First, the race factor is operative for only 25 percent of the application files; the other 75 percent of applicants are admitted under Texas’s “Top Ten Percent Plan,” a race-neutral scheme devised in 1997 to increase campus diversity. Under the plan, the University accepts every student graduating in the top ten percent of his or her class, offering admission to many black and Latino students coming from high schools where these races represent a majority of the student body.

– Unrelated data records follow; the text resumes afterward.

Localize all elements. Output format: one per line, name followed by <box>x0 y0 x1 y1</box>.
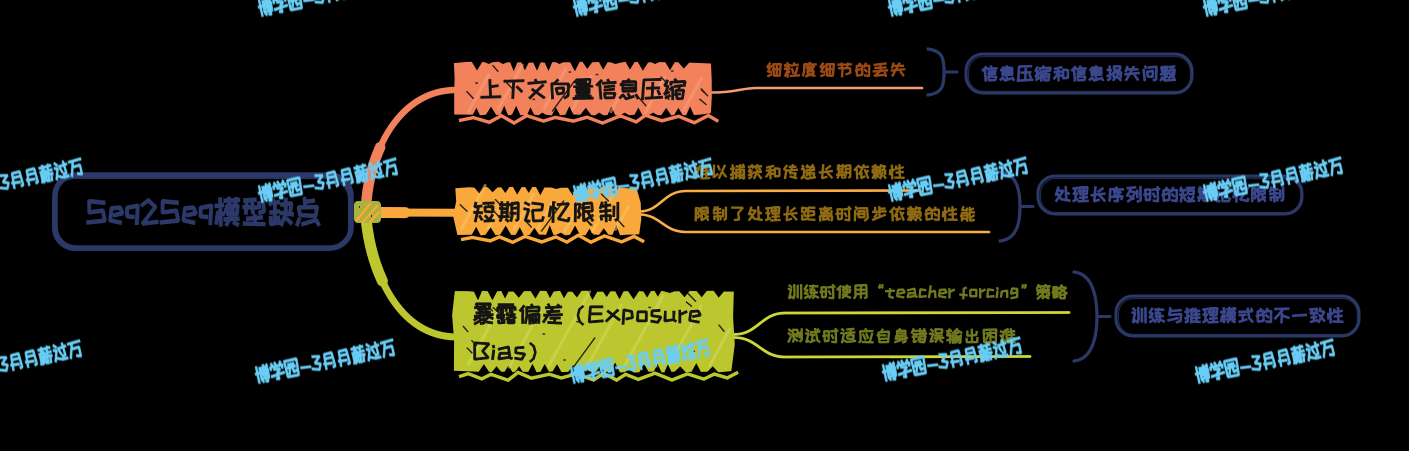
summary-box-border-1 <box>964 52 1194 95</box>
root-topic-label: Seq2Seq模型缺点 <box>84 194 322 229</box>
child-line-3-2 <box>732 336 1032 359</box>
topic1-torn-edge <box>458 113 720 125</box>
summary-train-inference-mismatch[interactable]: 训练与推理模式的不一致性 <box>1116 296 1359 336</box>
summary-brace-1 <box>926 47 946 97</box>
root-topic[interactable]: Seq2Seq模型缺点 <box>56 176 350 247</box>
topic1-hatching <box>466 64 709 112</box>
topic3-speckles <box>542 306 696 361</box>
child-line-2-2 <box>637 213 991 234</box>
topic3-crayon-texture <box>467 290 732 369</box>
summary-label: 处理长序列时的短期记忆限制 <box>1054 186 1286 205</box>
summary-boxes <box>964 52 1361 338</box>
topic2-hatching <box>459 193 625 232</box>
summary-box-border-sketch-1 <box>967 55 1192 93</box>
summary-information-loss[interactable]: 信息压缩和信息损失问题 <box>966 54 1192 93</box>
topic2-torn-edge <box>460 233 645 245</box>
topic-label: 上下文向量信息压缩 <box>479 76 687 102</box>
topic3-hatching <box>462 292 725 369</box>
topic-label: 短期记忆限制 <box>472 198 623 224</box>
subtopic-long-distance-performance[interactable]: 限制了处理长距离时间步依赖的性能 <box>694 206 978 224</box>
summary-box-border-sketch-3 <box>1117 297 1359 336</box>
topic-short-term-memory-limit[interactable]: 短期记忆限制 <box>455 187 640 235</box>
summary-box-border-sketch-2 <box>1039 177 1302 214</box>
summary-box-border-3 <box>1114 294 1361 338</box>
subtopic-long-term-dependency[interactable]: 难以捕获和传递长期依赖性 <box>694 164 907 182</box>
topic-context-vector-compression[interactable]: 上下文向量信息压缩 <box>453 62 713 115</box>
summary-short-term-memory[interactable]: 处理长序列时的短期记忆限制 <box>1038 176 1302 214</box>
branch-junction-hatch <box>355 202 381 224</box>
topic-exposure-bias[interactable]: 暴露偏差（Exposure Bias） <box>472 295 724 369</box>
topic2-crayon-texture <box>460 183 630 234</box>
summary-label: 训练与推理模式的不一致性 <box>1130 307 1345 326</box>
summary-brace-2 <box>998 170 1022 243</box>
child-line-2-1 <box>637 189 920 213</box>
topic3-shape <box>452 290 735 373</box>
branch-line-topic3-taper <box>360 212 462 343</box>
branch-line-topic1-taper <box>360 84 462 213</box>
summary-label: 信息压缩和信息损失问题 <box>980 64 1178 83</box>
root-topic-border-sketch <box>52 177 350 251</box>
branch-lines <box>356 84 1071 359</box>
summary-box-border-2 <box>1036 174 1304 216</box>
topic1-speckles <box>475 70 674 101</box>
child-line-3-1 <box>732 311 1071 336</box>
child-line-1-1 <box>710 86 924 94</box>
topic-shapes <box>452 61 739 383</box>
subtopic-fine-grained-detail-loss[interactable]: 细粒度细节的丢失 <box>766 62 908 80</box>
subtopic-test-time-errors[interactable]: 测试时适应自身错误输出困难 <box>787 328 1018 346</box>
subtopic-teacher-forcing[interactable]: 训练时使用“teacher forcing”策略 <box>787 284 1068 302</box>
topic-label: 暴露偏差（Exposure Bias） <box>472 301 702 364</box>
root-topic-border <box>52 172 354 251</box>
topic3-torn-edge <box>458 370 739 383</box>
branch-junction-speckles <box>359 206 372 217</box>
summary-brace-3 <box>1072 270 1099 363</box>
summary-braces <box>926 47 1112 363</box>
topic2-speckles <box>510 201 605 219</box>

For those 25 percent of students who gain a spot outside the Ten Percent plan, Texas considers race as one factor among many to further enhance diversity. According to the brief of respondent filed by the University of Texas, race plays a “modest” role in admissions decisions and “race is considered only in an individualized and holistic fashion.” The University’s brief, in a not-so-subtle attempt to speak directly to Justice Kennedy’s central concerns, uses the word “modest” 17 times and “individualized” 29 times. Here is exactly where race fits in:
Race is one of seven components of a single factor in the PAS [Personal Achievement Score], which comprises one third of the PAI [Personal Achievement Index], which is one of two numerical values (PAI and AI) that places a student on the admissions grid, from which students are admitted race-blind in groups. In other words, race is “a factor of a factor of a factor of a factor” in UT’s holistic review. (emphasis added)
Viewed in this light, the place of race in admissions decisionmaking seems “narrow” indeed. The question, as the Petitioner’s brief points out, is whether the policy is too narrow: whether it is adequately “tailored” to the goal of increasing campus, and classroom, diversity above and beyond what the Ten Percent rule achieves. Emphasizing the modesty of the admissions policy’s use of race too heavily risks demonstrating that the policy does very little at all to enhance racial diversity.
This is the irony of both sides’ positions, and it is the delicate dance we will witness in the Supreme Court’s chambers sometime in the next few days.